まずさ、これをコロナ禍真っ只中の2021年に公開してる時点で頭おかしいよね(撮影したのは2018年らしいが)。ペストでバンバン人が死にまくってる17世紀のイタリアで、それを利用して権力を振りかざす修道女の噺をやるんだから、不謹慎極まりないわな。

ヴァーホーヴェンの映画って、基本的に主人公も含めた登場人物全員頭オカシイのが特徴だけど、この映画のベネデッタもなかなかおかしい。彼女の信仰心がどこまでガチなのかは最後までわからずじまいだが、度々現れる幻視の場面のエグさはなかなかで、狂気じみている。基本的に画面は端正で美しいのだけど、どこか不気味で禍々しい宗教画のような、、、山本芳翠やラグーザ玉、山下りんなどの明治期の日本においてキリスト教や神話、御伽噺を題材に描かれた洋画とかを髣髴とさせる。

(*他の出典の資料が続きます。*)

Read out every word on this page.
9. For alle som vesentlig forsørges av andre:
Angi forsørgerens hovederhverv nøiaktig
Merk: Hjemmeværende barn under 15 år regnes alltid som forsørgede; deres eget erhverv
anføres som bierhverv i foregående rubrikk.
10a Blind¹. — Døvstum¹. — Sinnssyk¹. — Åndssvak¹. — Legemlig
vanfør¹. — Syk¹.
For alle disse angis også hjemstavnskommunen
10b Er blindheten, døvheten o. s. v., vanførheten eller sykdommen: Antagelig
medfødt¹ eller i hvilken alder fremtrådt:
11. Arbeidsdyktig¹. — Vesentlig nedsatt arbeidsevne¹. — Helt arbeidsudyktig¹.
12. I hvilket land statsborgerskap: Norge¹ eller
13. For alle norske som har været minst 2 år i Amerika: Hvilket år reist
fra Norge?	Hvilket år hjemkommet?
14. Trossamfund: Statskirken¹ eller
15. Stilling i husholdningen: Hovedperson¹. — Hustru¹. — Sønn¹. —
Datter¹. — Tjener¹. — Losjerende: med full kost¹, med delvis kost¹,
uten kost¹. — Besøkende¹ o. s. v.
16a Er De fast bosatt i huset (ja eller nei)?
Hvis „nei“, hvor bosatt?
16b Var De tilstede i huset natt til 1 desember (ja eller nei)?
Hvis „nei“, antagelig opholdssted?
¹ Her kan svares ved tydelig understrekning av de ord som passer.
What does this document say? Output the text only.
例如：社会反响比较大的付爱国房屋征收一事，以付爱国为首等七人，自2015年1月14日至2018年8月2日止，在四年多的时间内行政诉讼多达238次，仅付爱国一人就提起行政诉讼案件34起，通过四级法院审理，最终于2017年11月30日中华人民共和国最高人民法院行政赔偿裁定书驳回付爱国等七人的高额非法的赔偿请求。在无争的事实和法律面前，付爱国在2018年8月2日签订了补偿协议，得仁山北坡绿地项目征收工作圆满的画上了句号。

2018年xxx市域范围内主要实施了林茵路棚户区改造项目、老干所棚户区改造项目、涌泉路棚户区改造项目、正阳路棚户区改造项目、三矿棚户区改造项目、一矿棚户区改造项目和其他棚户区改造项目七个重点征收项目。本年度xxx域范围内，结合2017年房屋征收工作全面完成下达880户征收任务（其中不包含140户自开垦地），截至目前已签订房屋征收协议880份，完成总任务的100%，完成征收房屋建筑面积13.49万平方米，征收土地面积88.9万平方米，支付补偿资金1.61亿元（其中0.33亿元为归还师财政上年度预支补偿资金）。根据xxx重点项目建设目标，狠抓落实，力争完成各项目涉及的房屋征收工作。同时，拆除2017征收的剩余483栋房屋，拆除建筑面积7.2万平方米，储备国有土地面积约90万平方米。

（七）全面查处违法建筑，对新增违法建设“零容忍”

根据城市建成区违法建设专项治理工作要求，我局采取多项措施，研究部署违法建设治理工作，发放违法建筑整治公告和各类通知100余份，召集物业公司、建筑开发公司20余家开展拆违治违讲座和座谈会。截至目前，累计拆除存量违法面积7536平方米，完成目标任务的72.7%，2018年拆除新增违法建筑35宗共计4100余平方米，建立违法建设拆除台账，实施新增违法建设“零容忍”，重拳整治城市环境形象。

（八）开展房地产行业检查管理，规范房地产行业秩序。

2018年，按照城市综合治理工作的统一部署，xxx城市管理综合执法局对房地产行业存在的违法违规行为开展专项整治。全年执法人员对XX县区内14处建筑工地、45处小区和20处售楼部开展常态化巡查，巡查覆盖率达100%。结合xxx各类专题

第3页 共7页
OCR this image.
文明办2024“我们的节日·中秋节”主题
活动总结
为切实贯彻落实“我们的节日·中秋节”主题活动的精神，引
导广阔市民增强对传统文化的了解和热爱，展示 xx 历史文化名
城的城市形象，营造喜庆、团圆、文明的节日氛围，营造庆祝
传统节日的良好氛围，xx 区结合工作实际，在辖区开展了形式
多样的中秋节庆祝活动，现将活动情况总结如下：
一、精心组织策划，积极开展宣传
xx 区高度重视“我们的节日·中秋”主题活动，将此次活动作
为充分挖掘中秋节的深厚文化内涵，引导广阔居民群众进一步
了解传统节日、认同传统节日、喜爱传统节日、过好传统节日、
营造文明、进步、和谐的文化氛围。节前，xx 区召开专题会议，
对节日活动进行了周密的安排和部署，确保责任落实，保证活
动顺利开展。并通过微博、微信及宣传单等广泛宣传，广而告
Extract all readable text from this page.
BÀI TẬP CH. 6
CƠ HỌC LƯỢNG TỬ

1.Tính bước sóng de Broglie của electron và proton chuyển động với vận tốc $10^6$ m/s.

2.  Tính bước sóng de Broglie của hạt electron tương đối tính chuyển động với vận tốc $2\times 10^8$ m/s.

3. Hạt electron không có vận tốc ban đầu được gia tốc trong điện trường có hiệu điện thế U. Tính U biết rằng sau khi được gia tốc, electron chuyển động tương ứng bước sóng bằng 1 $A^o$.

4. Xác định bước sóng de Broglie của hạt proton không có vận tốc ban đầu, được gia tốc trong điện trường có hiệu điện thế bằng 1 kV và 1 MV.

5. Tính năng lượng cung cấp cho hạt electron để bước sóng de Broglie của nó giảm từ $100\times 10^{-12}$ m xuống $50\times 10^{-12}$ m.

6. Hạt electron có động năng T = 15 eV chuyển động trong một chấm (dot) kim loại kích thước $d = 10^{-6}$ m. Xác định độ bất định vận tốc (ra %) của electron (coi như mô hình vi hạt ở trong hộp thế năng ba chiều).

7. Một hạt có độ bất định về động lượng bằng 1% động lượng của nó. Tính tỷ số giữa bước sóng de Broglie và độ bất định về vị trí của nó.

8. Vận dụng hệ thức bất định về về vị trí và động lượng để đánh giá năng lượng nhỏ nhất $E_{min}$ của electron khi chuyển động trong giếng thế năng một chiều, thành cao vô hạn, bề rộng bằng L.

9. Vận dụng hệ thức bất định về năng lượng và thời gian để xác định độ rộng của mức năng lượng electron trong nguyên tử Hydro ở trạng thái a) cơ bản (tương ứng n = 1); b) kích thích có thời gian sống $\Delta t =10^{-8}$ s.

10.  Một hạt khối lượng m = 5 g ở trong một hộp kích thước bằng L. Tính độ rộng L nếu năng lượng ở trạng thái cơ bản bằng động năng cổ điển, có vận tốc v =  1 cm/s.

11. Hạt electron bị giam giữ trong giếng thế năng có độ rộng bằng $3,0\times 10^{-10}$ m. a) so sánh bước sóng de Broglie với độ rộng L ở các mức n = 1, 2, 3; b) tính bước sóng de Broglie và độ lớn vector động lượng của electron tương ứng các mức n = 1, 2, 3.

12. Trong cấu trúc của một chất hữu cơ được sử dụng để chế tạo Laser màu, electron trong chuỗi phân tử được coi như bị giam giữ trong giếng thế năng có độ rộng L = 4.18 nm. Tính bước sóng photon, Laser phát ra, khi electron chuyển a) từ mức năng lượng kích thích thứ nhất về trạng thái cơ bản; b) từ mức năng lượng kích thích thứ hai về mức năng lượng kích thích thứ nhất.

ヴァーホーヴェンらしくおっぱいがやたらと出てくるけど、この映画だとそこにキリスト教的な意味合いを持たせているあたり、憎い。ただの性的対象というだけでなく、母乳が出る神聖なものとしても描いている。幼少期のベネデッタは突如倒れてきたマリア像の乳首を咥えているが、成人してからも、聖と俗の区別が付かないままバルトロメアのおっぱいに反応してるようにも見える。

キリスト教というのは固い宗教だけど、例えばecstasyという単語には単なる性的絶頂以外にも、宗教的法悦という意味がある(有名なベルニーニの彫刻『聖テレジアの法悦(Ecstasy of Saint Teresa)』とかが代表例)。この映画はまさにそれをそのまま表していて、ベネデッタは宗教的な法悦と性的絶頂を綯い交ぜにしながら暴走し、権力を手にしていく。

個人的には、ベネデッタ役のヴィルジニー・エフィラも凄いと思ったけど、バルトロメア役のダフネ・パタキアの、美人なんだけどどこを見てるか判らない異様な目力に興味を惹かれた。とんでもない個性だと思う。あと、シャーロット・ランプリングも、相変わらず不気味な演技が上手い。これだけ大物になったのに、まだやるか、というくらいの存在感。スゴすぎ。ダフネ・パタキアには、ランプリングのような個性派に成長して欲しいところだ。

マリア像のディルドやら苦悶の梨やら、物々しく際どいアイテムが次々に出てくるけど、「え、何がアカンの?コレ、当時実在したものですけど」と意地悪に嗤うヴァーホーヴェン大先生の顔が頭に浮かぶ。ムカついた。